Mit Psychologie könnte man allerdings womöglich das 0:4 vor eigenem Publikum gegen die zweite Mannschaft von Mainz 05 zum Start der Saison erklären. Die Tatsache, dass die Kieler in Rafael Kazior und Mikkel Vendelbo zwei der wichtigsten Spieler abgegeben haben, reicht als Erklärung ebenso wenig wie das Verletzungspech. Stammtorwart Kenneth Kronholm, der aus Osnabrück gekommene Milad Salem und der Stürmer Saliou Sané fehlen zurzeit. Immerhin: mit dem Sieg in Halle im zweiten Saisonspiel konnte Kiel den Fehlstart abfedern.

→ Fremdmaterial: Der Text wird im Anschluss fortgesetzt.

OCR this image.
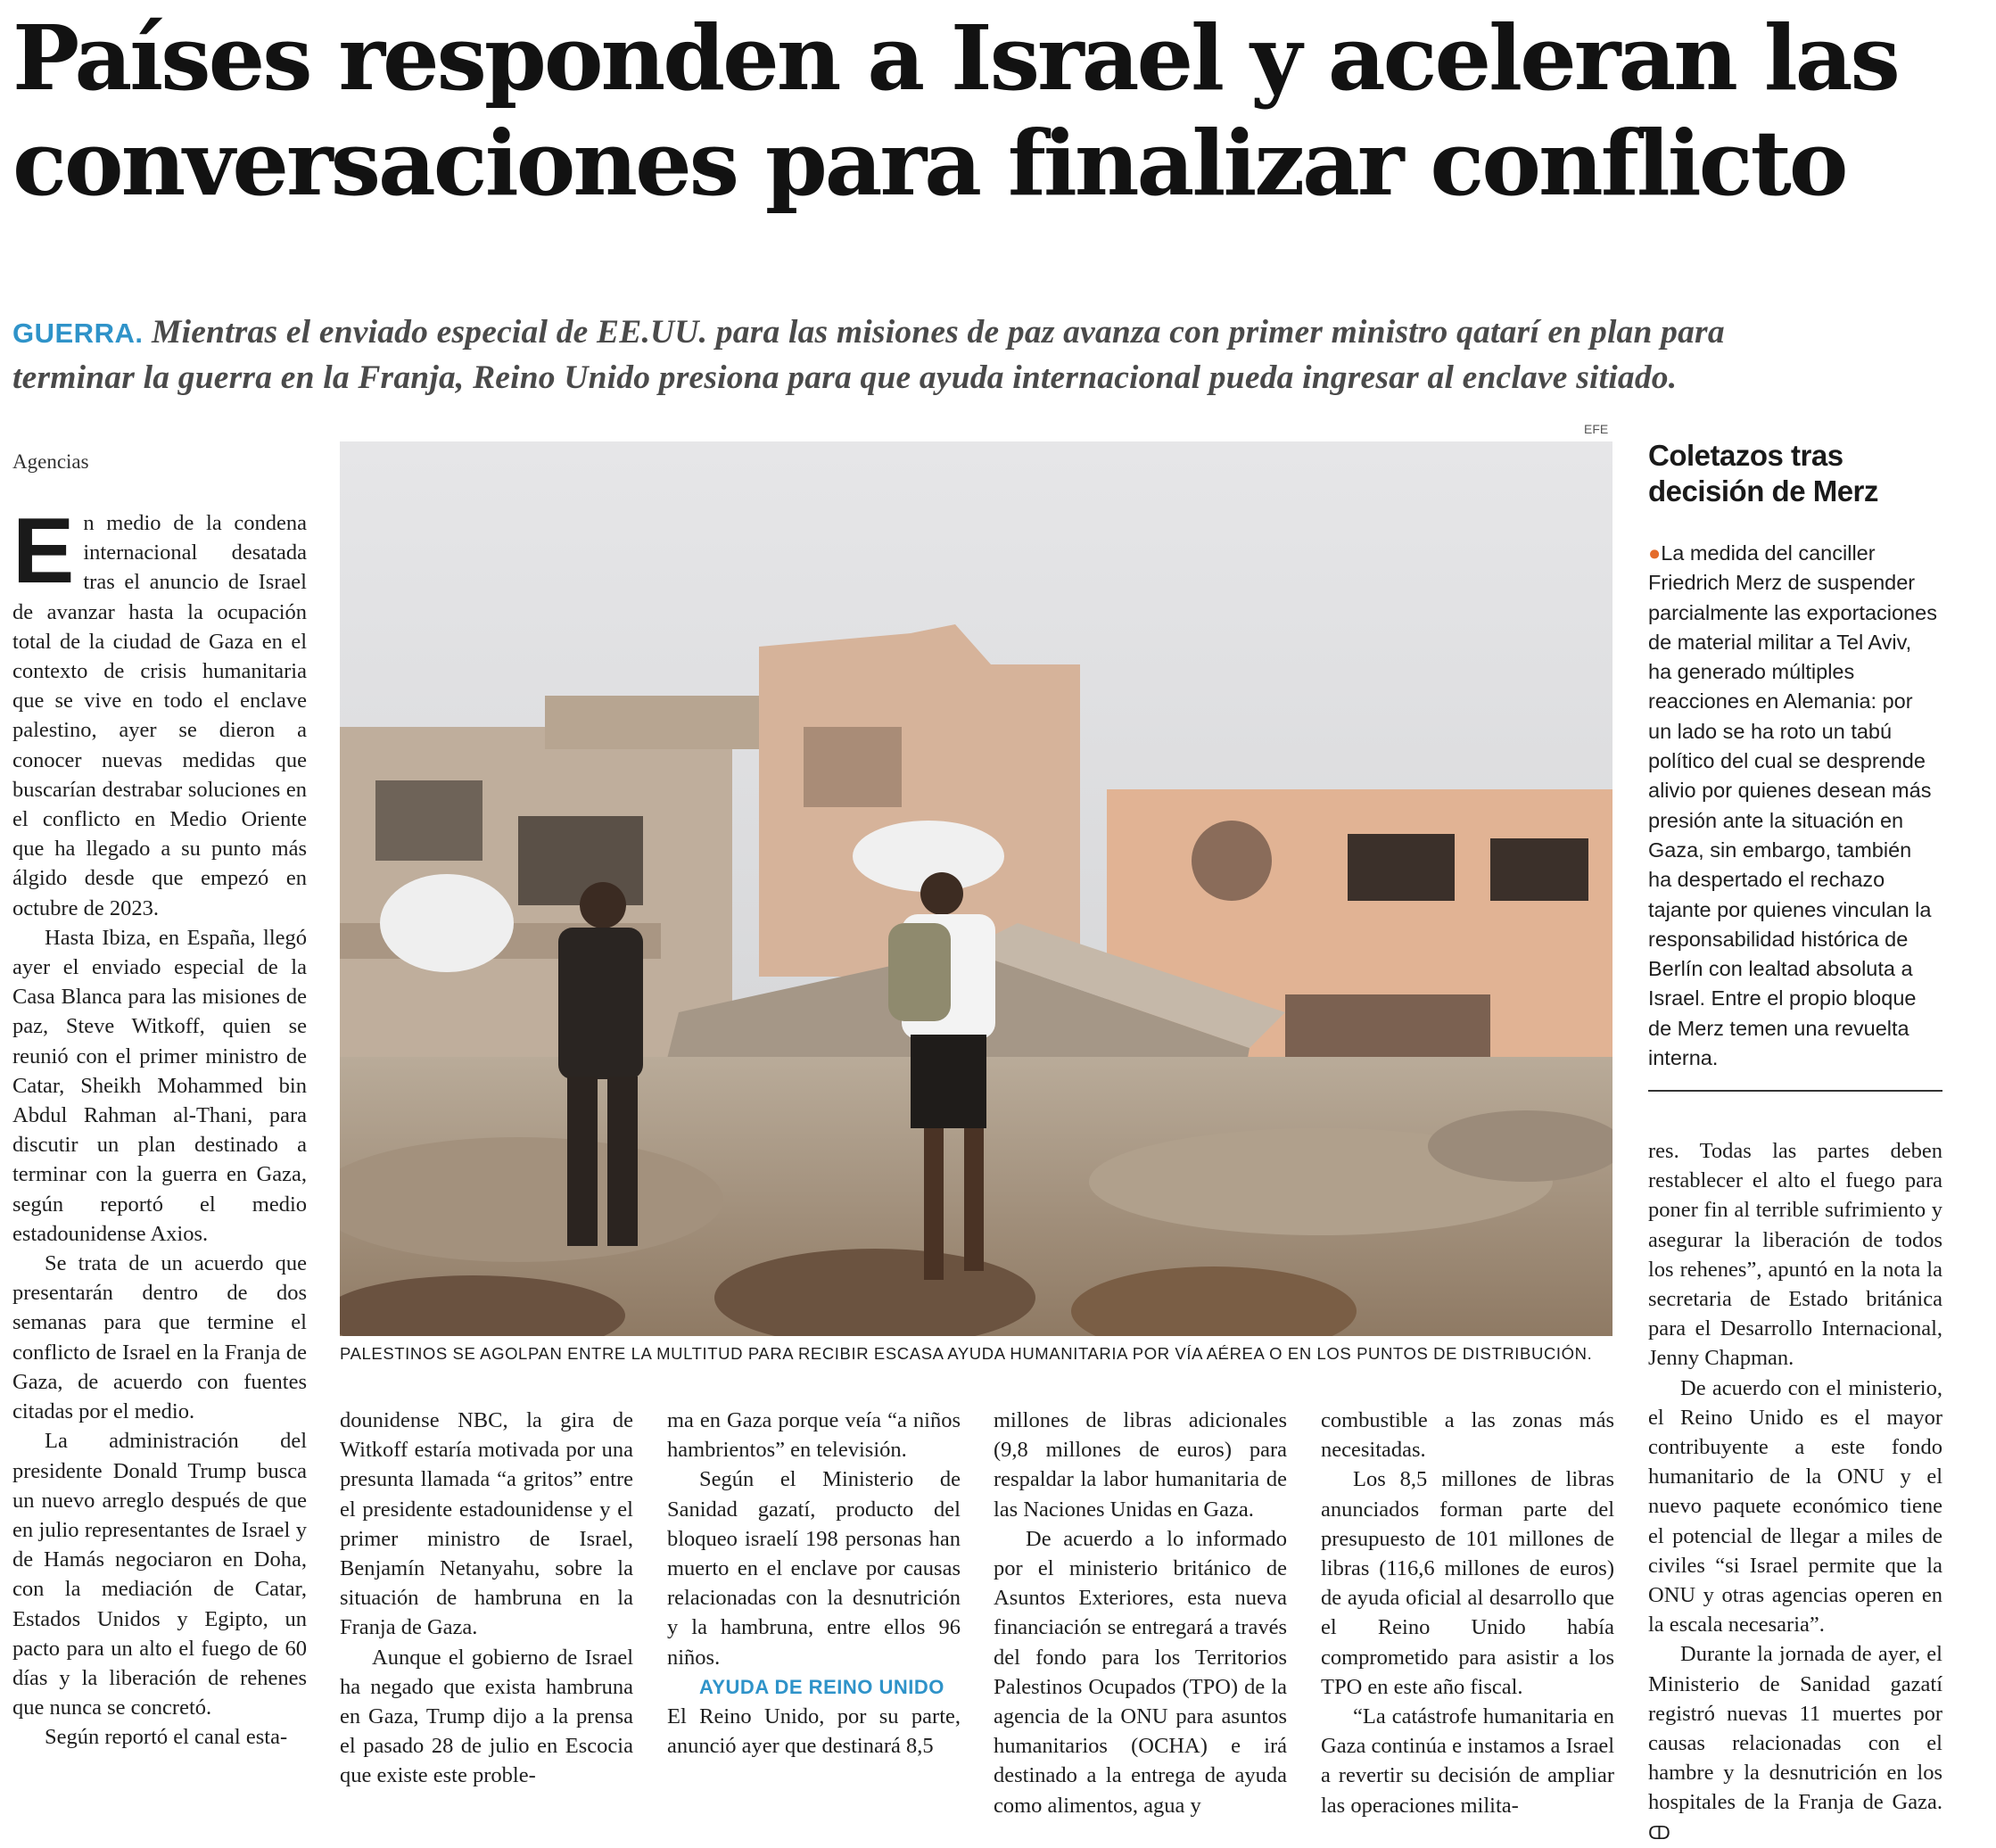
Países responden a Israel y aceleran las
conversaciones para finalizar conflicto
GUERRA. Mientras el enviado especial de EE.UU. para las misiones de paz avanza con primer ministro qatarí en plan para
terminar la guerra en la Franja, Reino Unido presiona para que ayuda internacional pueda ingresar al enclave sitiado.
Agencias

En medio de la condena internacional desatada tras el anuncio de Israel de avanzar hasta la ocupación total de la ciudad de Gaza en el contexto de crisis humanitaria que se vive en todo el enclave palestino, ayer se dieron a conocer nuevas medidas que buscarían destrabar soluciones en el conflicto en Medio Oriente que ha llegado a su punto más álgido desde que empezó en octubre de 2023.

Hasta Ibiza, en España, llegó ayer el enviado especial de la Casa Blanca para las misiones de paz, Steve Witkoff, quien se reunió con el primer ministro de Catar, Sheikh Mohammed bin Abdul Rahman al-Thani, para discutir un plan destinado a terminar con la guerra en Gaza, según reportó el medio estadounidense Axios.

Se trata de un acuerdo que presentarán dentro de dos semanas para que termine el conflicto de Israel en la Franja de Gaza, de acuerdo con fuentes citadas por el medio.

La administración del presidente Donald Trump busca un nuevo arreglo después de que en julio representantes de Israel y de Hamás negociaron en Doha, con la mediación de Catar, Estados Unidos y Egipto, un pacto para un alto el fuego de 60 días y la liberación de rehenes que nunca se concretó.

Según reportó el canal esta-

EFE
PALESTINOS SE AGOLPAN ENTRE LA MULTITUD PARA RECIBIR ESCASA AYUDA HUMANITARIA POR VÍA AÉREA O EN LOS PUNTOS DE DISTRIBUCIÓN.
Coletazos tras decisión de Merz
●La medida del canciller Friedrich Merz de suspender parcialmente las exportaciones de material militar a Tel Aviv, ha generado múltiples reacciones en Alemania: por un lado se ha roto un tabú político del cual se desprende alivio por quienes desean más presión ante la situación en Gaza, sin embargo, también ha despertado el rechazo tajante por quienes vinculan la responsabilidad histórica de Berlín con lealtad absoluta a Israel. Entre el propio bloque de Merz temen una revuelta interna.

dounidense NBC, la gira de Witkoff estaría motivada por una presunta llamada “a gritos” entre el presidente estadounidense y el primer ministro de Israel, Benjamín Netanyahu, sobre la situación de hambruna en la Franja de Gaza.

Aunque el gobierno de Israel ha negado que exista hambruna en Gaza, Trump dijo a la prensa el pasado 28 de julio en Escocia que existe este proble-

ma en Gaza porque veía “a niños hambrientos” en televisión.

Según el Ministerio de Sanidad gazatí, producto del bloqueo israelí 198 personas han muerto en el enclave por causas relacionadas con la desnutrición y la hambruna, entre ellos 96 niños.

AYUDA DE REINO UNIDO

El Reino Unido, por su parte, anunció ayer que destinará 8,5

millones de libras adicionales (9,8 millones de euros) para respaldar la labor humanitaria de las Naciones Unidas en Gaza.

De acuerdo a lo informado por el ministerio británico de Asuntos Exteriores, esta nueva financiación se entregará a través del fondo para los Territorios Palestinos Ocupados (TPO) de la agencia de la ONU para asuntos humanitarios (OCHA) e irá destinado a la entrega de ayuda como alimentos, agua y

combustible a las zonas más necesitadas.

Los 8,5 millones de libras anunciados forman parte del presupuesto de 101 millones de libras (116,6 millones de euros) de ayuda oficial al desarrollo que el Reino Unido había comprometido para asistir a los TPO en este año fiscal.

“La catástrofe humanitaria en Gaza continúa e instamos a Israel a revertir su decisión de ampliar las operaciones milita-

res. Todas las partes deben restablecer el alto el fuego para poner fin al terrible sufrimiento y asegurar la liberación de todos los rehenes”, apuntó en la nota la secretaria de Estado británica para el Desarrollo Internacional, Jenny Chapman.

De acuerdo con el ministerio, el Reino Unido es el mayor contribuyente a este fondo humanitario de la ONU y el nuevo paquete económico tiene el potencial de llegar a miles de civiles “si Israel permite que la ONU y otras agencias operen en la escala necesaria”.

Durante la jornada de ayer, el Ministerio de Sanidad gazatí registró nuevas 11 muertes por causas relacionadas con el hambre y la desnutrición en los hospitales de la Franja de Gaza. ↀ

In Neitzel hat der Verein einen guten Griff gemacht, das zeigt neben dem Fast-Aufstieg vor allem seine Herangehensweise. Nach seiner aktiven Karriere, die ihn auch zu den Stuttgarter Kickers geführt hatte, wurde Neitzel in Freiburg als Trainer sozialisiert, arbeitete insgesamt 15 Jahre als Assistent Volker Finkes und eignete sich einen ähnlich akademischen Zugang zum Fußball an wie sein Ex-Chef.

Neue Spieler interessieren ihn zum Beispiel nicht nur als Sportler, sondern auch als Mensch: „Es macht Riesenspaß, mal nachzufragen: Was ist denn passiert in deiner Karriere?“, sagt Neitzel. Der gebürtige Dresdner erhält sich eine gewisse Distanz zum Profigeschäft. Es irritiert ihn, dass den Fußballern alles abgenommen werde, die Vertragsverhandlungen, die Wohnungssuche, die Pflege der eigenen Ausrüstung. „Spieler reden immer davon, dass sie mehr Verantwortung übernehmen wollen. Aber wenn es um die eigenen Dinge geht, wird die Verantwortung oft weggeschoben“, sagt Neitzel.

Verantwortung übernehmen, das beginnt für ihn im Kleinen. Anders als im Profifußball üblich, müssen die Spieler von Holstein Kiel ihre Schuhe selbst putzen. Auch nach dem Pokalspiel gegen den VfB.